Some engines have a certain sound. Fury. Hate. Anger. They emanate total power. This engine makes that sound. It makes that power. When the throttle goes WFO on this thing, the little hairs on your arm stand straight up, and you get that special feeling that lets you know something really good is happening. Like listening to Metallica's "One," it just builds and builds and you can't help wanting more. Once the final notes have played, the silence that remains is just as deafening.

Before breaking down the notes on this engine, let's first take a little trip back in time. In 1967, GM began selling high-performance engines over the counter and their line of offerings has steadily grown into the full-blown GM Performance Parts array of crate engines that we see today. Dr. Jamie Meyer of GMPP says the 572 that they based their build on was originally offered for sale in 2003 and has been a number one hit ever since. He also stresses that GM is the only source for brand-new Chevy engines. "If you buy a 350 Chevy from someone else, you just bought a used engine. That holds true for the big-block series as well-427 and 454. We are still making brand-new Chevy big-blocks every day." As a side note, we just got word that GMPP dropped the pricing of their ZZ427 so that enthusiasts can pick up a modern version of the fabled L88 direct from GM on the cheap. They even have a few of the limited Anniversary Edition 427s floating around in dealer inventory if you want something real special.

The 572 offered from GMPP is designed as a 4.560-inch bore by 4.375-inch stroke combination using rectangle-port aluminum heads on a tall-deck Gen VI block. We built our instrument using a short-deck version of the famous Bow Tie block with the bore and stroke dimensions matching that of the crate engine. Naturally, we used a torque plate to stress the block while honing, simulating the effects of torquing the heads in place. For the honing procedure, it seems like all machine shops have their own secret way of finishing the bores. We've found great results with our Sunnen CK10 by roughing it in to the last thousandth of an inch with a 180-grit stone, using a 220-grit to get to finished size, then running four strokes with a 280-grit and four strokes with a 400-grit. Since we were going for the gusto, we also hit this block with four strokes of a 600-grit stone. Clean honing fluid, the right pressure on the stones, and a good feel for the machine are the tricks to getting the holes round and straight to within a couple ten-thousandths of an inch.

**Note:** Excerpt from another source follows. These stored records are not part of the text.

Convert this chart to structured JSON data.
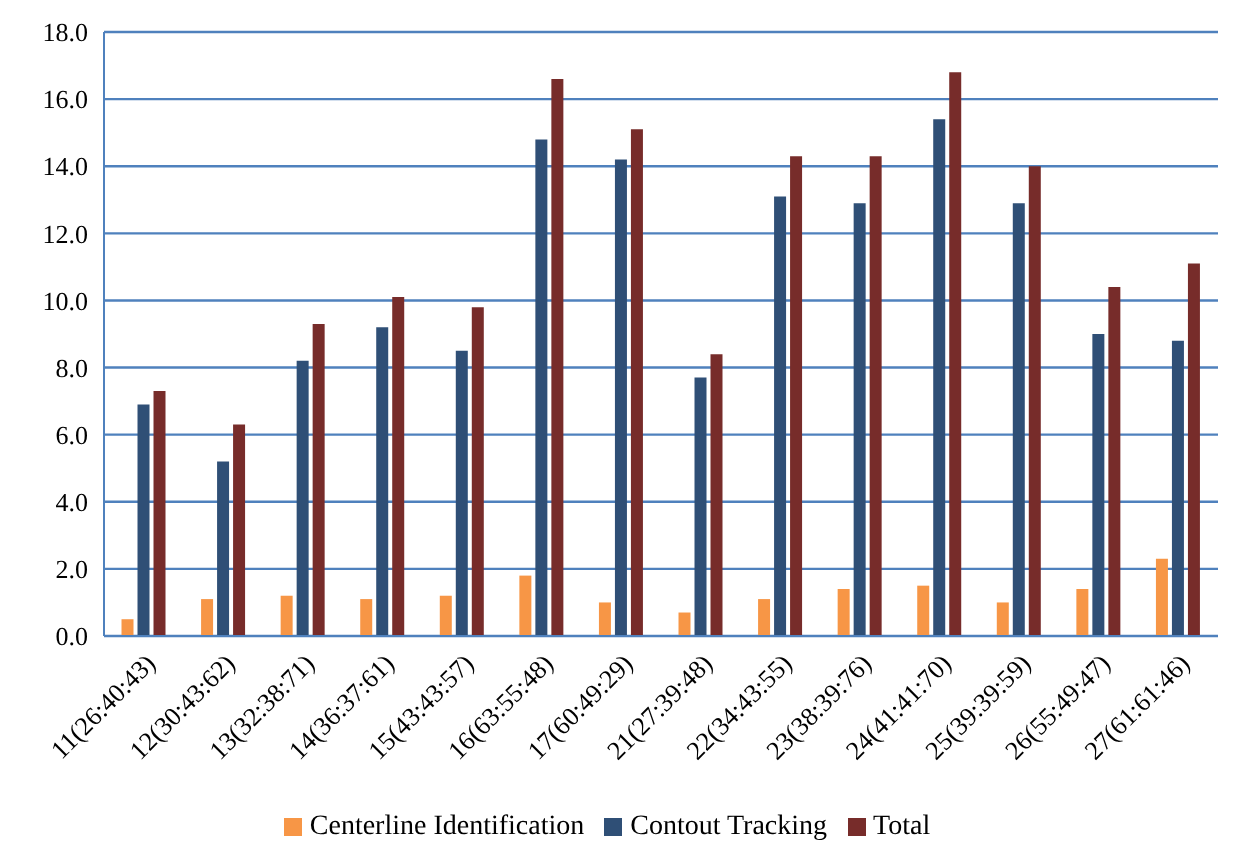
{
  "chart_data": {
    "type": "bar",
    "categories": [
      "11(26:40:43)",
      "12(30:43:62)",
      "13(32:38:71)",
      "14(36:37:61)",
      "15(43:43:57)",
      "16(63:55:48)",
      "17(60:49:29)",
      "21(27:39:48)",
      "22(34:43:55)",
      "23(38:39:76)",
      "24(41:41:70)",
      "25(39:39:59)",
      "26(55:49:47)",
      "27(61:61:46)"
    ],
    "series": [
      {
        "name": "Centerline Identification",
        "color": "#f79646",
        "values": [
          0.5,
          1.1,
          1.2,
          1.1,
          1.2,
          1.8,
          1.0,
          0.7,
          1.1,
          1.4,
          1.5,
          1.0,
          1.4,
          2.3
        ]
      },
      {
        "name": "Contout Tracking",
        "color": "#2f4f76",
        "values": [
          6.9,
          5.2,
          8.2,
          9.2,
          8.5,
          14.8,
          14.2,
          7.7,
          13.1,
          12.9,
          15.4,
          12.9,
          9.0,
          8.8
        ]
      },
      {
        "name": "Total",
        "color": "#772c2a",
        "values": [
          7.3,
          6.3,
          9.3,
          10.1,
          9.8,
          16.6,
          15.1,
          8.4,
          14.3,
          14.3,
          16.8,
          14.0,
          10.4,
          11.1
        ]
      }
    ],
    "ylim": [
      0,
      18
    ],
    "yticks": [
      {
        "value": 0,
        "label": "0.0"
      },
      {
        "value": 2,
        "label": "2.0"
      },
      {
        "value": 4,
        "label": "4.0"
      },
      {
        "value": 6,
        "label": "6.0"
      },
      {
        "value": 8,
        "label": "8.0"
      },
      {
        "value": 10,
        "label": "10.0"
      },
      {
        "value": 12,
        "label": "12.0"
      },
      {
        "value": 14,
        "label": "14.0"
      },
      {
        "value": 16,
        "label": "16.0"
      },
      {
        "value": 18,
        "label": "18.0"
      }
    ],
    "grid": "y",
    "legend": "bottom"
  }
}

The rotating assembly is sort of like the rhythm section of this band. It is always moving, making the cadence and striking the beat that the rest of the players follow. At the very bottom, a Kryptonite crankshaft made from EN30B billet steel spins to the beat. It was a bargain that engine owner Kris Henderson scored from a buddy's blown-up offshore powerboat. A couple hundred bucks for a crank that usually costs close to $3K is a real deal.

Eagle Specialty Products supplied a set of their Armor-coated 6.385-inch-long H-beam rods with the L19 bolt upgrade. Using a rod bolt stretch gauge, we determined that it takes right about 80 ft-lb to give the bolts .0058 inch worth of stretch. That tension on the bolts is what keeps the fasteners from backing out and the added tensile strength of the L19 material keeps the rod bearing bore from elongating and stretching out when the engine is at speed. I'll be honest, I was slightly skeptical of the Armor coating that was on the rods, but really the oil would just about bead up on it, and you could feel how much slicker it was than an untreated rod. For the small amount of the upgrade price, it was absolutely worth it.